Delayed recovery for Hong Kong following Q2 GDP disappointment
2H14 is seen to do better, though.
Hong Kong reported a 0.1% q/q drop in Q2 GDP, the first contraction since Q2-2011, which has been noted as a setback along the rocky road to recovery.
According to a research report from Standard Chartered, the economy grew a disappointing
1.8% y/y in Q2, slowing from a revised 2.6% in Q1, dragged down by investment and exports of services.
China’s slowdown has hurt investment sentiment, while mainland tourist arrivals have moderated and these visitors are shifting their spending away from high-value items.
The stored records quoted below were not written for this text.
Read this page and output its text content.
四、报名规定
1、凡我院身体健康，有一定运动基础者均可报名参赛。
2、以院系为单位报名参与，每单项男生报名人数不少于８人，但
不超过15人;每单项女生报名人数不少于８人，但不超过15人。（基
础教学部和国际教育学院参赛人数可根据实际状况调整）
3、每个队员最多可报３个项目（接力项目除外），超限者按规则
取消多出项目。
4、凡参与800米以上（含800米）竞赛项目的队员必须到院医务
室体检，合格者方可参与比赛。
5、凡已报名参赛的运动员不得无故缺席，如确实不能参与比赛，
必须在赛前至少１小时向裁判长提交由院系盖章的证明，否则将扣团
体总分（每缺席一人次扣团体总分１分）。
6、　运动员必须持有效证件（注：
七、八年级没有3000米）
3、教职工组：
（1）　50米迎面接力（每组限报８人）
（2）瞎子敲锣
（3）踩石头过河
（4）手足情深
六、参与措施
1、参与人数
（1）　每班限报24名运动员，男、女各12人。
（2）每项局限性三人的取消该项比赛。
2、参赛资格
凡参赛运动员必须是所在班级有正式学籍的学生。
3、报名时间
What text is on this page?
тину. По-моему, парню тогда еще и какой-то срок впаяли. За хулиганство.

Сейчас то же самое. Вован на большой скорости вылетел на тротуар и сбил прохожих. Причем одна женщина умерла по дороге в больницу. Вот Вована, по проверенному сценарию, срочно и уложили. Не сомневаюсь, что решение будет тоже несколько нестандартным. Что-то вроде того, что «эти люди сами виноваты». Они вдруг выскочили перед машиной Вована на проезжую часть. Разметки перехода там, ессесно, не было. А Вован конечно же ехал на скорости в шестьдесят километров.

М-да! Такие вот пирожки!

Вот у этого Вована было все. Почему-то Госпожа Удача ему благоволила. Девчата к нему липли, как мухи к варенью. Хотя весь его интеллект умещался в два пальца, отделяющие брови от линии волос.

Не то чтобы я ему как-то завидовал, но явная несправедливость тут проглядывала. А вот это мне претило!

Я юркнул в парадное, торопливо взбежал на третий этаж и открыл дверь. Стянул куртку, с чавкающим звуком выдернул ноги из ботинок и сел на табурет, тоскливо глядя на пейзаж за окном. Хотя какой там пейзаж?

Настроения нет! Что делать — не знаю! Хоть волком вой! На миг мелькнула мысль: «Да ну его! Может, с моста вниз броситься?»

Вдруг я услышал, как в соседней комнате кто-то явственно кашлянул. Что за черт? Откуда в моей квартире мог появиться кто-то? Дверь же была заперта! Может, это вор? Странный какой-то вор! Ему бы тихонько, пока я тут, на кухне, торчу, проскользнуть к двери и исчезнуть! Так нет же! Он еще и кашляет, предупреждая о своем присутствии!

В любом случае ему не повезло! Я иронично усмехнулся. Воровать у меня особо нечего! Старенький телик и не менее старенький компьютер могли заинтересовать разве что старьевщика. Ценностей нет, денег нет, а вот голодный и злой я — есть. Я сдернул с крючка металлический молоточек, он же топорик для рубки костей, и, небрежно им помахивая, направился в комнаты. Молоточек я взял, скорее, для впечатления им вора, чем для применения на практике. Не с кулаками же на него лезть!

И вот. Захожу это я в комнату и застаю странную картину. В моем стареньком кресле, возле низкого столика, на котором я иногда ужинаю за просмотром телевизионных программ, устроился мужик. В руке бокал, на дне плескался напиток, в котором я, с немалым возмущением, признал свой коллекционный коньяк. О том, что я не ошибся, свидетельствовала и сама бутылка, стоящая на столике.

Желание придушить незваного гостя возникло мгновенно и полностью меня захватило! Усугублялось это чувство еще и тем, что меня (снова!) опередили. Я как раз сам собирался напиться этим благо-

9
Private consumption was more resilient thanks to a tight labour market. Meanwhile, exports of goods were also a bright spot, rising 2.3% y/y and contributing 1.9ppt to headline GDP growth on a net basis, the highest since Q1 -2011.
Here’s more from Standard Chartered:
We still expect Hong Kong to do better in H2-2014 than in H1, driven by China’s stabilising economy, a further recovery in exports to the West, favourable capital flows, and the recent revival in local residential property.
That said, our Hong Kong GDP growth forecasts of 3.5% for 2014 and 4.5% for 2015 look too ambitious given the slower-than-expected start to the year and China’s still-fragile economy (particularly amid reform challenges).
We now forecast more modest growth of 2.5% for 2014 and 3.5% for 2015.
We continue to forecast ‘underlying’ CPI inflation (excluding the effects of one-off government concessions) at 3.5% in 2014 and 4.0% next year, while headline inflation should average around 4.2% over the same period.
Residential property prices have been rebounding since April, surpassing their 2013 peaks. Transaction volumes have also recovered, reflecting pent-up demand.
This resilience, combined with policy prudence, underpins our view that any correction should be orderly and manageable--even as downside risk to residential prices re-emerges ahead of the first Fed hike, which we expect in mid-2015.